Since my Granny passed away just over a week ago, I’ve been feeling very reflective. It was so hard and so very sad to say good-bye to her, no matter that she was 98 and “had a good innings” as some people pointed out, it was still so very hard to say good-bye. We will all miss her terribly, even though in our heart of hearts we know she is where she wants to be. Selfishly we of course wish she was still here with us – telling us how “I don’t want to be a bother” and in fact, being anything but.
How lucky am I though to have had such an amazing and inspirational woman in my life. My Granny, in her 98 years, lived through the Easter Rising and Irish War of Independence; left Ireland as a young girl to come to live in England; got married and had three children, who she supported pretty much solo when my Grandfather went off to war; she lived through WW2 – keeping her children safe by dragging them down to the air-raid shelter, my uncle a baby at the time being carried in an orange box! When my Grandfather left the family, she held down a variety of jobs simultaneously to support herself and her three children; she didn’t retire until she was well into her 70s I think it was; lived independently until only a few years ago; and was the most kind-hearted, sweet person you could ever meet. I don’t think she had a bad bone in her body, she was one of a kind.
How lucky am I that Granny was the strong, fiercely independent, determined woman she was, that she kept going no matter what life threw at her and that she raised another strong, independent, determined woman in my mother. Two incredible role models for me, for whom I can never be too thankful.

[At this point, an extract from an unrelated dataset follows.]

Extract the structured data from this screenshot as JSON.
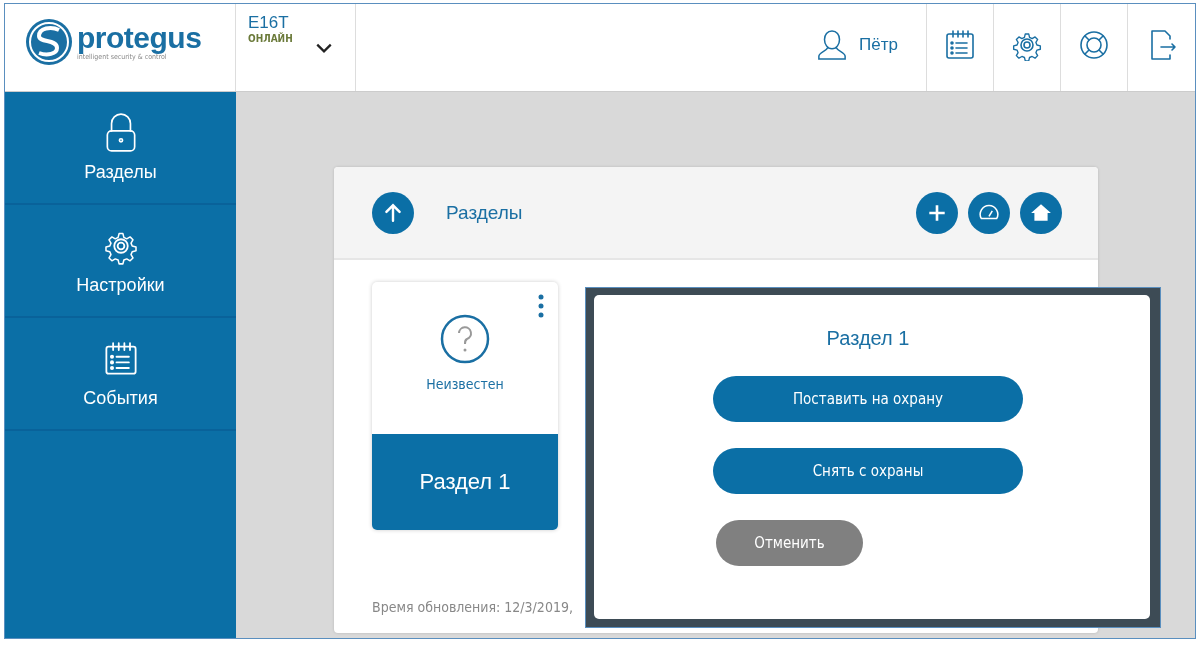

Two role models from whom I have learnt so much and while I have my wobbly moments, moments when I wish I could just crawl under the duvet and hide and ignore all the things that are troubling me or bothering me, I know that for all those moments, when it comes to the crunch and I need to, the strong, independent, determined side of me rises to the surface. I am those things because of the people, the women, who have taught me by example, how to be those things.
Now I have two daughters of my own, they are aged 3 and 1 years old. Frighteningly, at such a tender age, they seem to need little instruction on how to be strong and independent and determined. They seem to have been naturally born with a feistiness and strong-wills that at times scare even me! But they are vulnerable too and they are in need of love and guidance and comfort and of nurture of course and I feel so privileged to be the person who can give those things to them and who can help them become the women they are destined to be.
I hope I can be a good role model to my little ladies. I may not get this parenting thing right all the time – in fact, I’m fairly sure I screw it up on a daily basis – but all that I’ve learnt from my Granny and my Mum, which has helped shape me into the person I am today, is all that I plan to show and to share with my two girls, to help shape them into who they are, and that reassures me that hopefully I won’t do too bad a job in raising them right.
How lucky am I to have been able to share a moment with 4-generations in my family. How very very lucky (even if Allegra did sleep through the occasion!).